News | December 4, 2019

TVA to terminate its popular payback program for going solar

You know the deal. When a household with rooftop solar panels produces more energy than it can use, it sends the excess back to the grid, and many utility payback programs exist as incentives for this kind of contribution.

But Tennessee Valley Authority has now put out an after-the-fact analysis to try to justify axing its current payback program. The utility’s decision not only limits consumer choices for energy options, but also puts its customers who intend to go solar at an economic disadvantage. And with no real opportunity for public input.

SELC attorneys Amanda Garcia and Christina Reichert sent a letter to the federally-owned electric utility this month in opposition to ditching the program, called Green Power Providers, without providing a replacement program that fairly compensates customers for solar.

“TVA is focused on how best to maintain its existing monopoly business model, rather than adapting and changing to the benefit of ratepayers and communities,” says Amanda Garcia, a managing attorney in SELC’s Tennessee office. “Perhaps as a result, TVA now seeks to terminate the Green Power Providers program and ‘replace’ it with a ‘program’ that would not compensate customers for the value they provide to the grid and to the Valley.”

The utility claims it is getting rid of Green Power Providers because it’s failing.

“To the extent the GPP program is failing, it’s because of the program’s design, which has artificially stifled investment in small-scale solar in the Valley,” says Reichert, an associate attorney.
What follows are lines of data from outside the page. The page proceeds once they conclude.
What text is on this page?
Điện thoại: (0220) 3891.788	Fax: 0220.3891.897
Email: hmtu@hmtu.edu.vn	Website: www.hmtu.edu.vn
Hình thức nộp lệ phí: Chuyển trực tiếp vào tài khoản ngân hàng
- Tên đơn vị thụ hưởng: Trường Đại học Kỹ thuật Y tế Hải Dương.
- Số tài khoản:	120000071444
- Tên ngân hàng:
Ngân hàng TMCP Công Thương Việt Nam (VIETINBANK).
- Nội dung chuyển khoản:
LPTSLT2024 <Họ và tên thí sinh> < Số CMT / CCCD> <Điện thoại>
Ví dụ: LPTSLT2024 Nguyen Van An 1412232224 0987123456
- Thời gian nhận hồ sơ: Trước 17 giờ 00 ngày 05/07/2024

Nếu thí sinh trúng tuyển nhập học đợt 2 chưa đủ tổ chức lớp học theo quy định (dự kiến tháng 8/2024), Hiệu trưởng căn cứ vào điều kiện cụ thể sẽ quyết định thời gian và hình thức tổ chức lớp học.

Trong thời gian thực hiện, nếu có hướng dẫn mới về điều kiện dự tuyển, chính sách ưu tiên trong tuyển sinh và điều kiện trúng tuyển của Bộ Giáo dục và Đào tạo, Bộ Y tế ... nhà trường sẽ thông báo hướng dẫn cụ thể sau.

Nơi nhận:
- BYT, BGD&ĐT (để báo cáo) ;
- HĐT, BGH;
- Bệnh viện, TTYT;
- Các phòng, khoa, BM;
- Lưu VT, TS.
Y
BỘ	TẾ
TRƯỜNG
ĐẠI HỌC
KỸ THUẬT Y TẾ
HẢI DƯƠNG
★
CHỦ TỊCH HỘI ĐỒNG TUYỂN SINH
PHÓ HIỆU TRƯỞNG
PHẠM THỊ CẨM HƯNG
Green Power Provider Participants by TVA Local Distribution Companies, 2010–2018

Current and former participants of the program being axed span across the Tennessee Valley, across a diverse range of local power companies, with large concentrations in places like Chattanooga and Nashville. This distribution of customers calls for more opportunities for distributed solar generation, but instead TVA is ignoring its own market research to look toward utility-scale solar, instead.

Adds Reichert, “Distributed solar generation does not hamstring utility-scale solar, but rather adds independent value to the grid in terms of resiliency and customer choice.”

SELC will be monitoring the issue closely.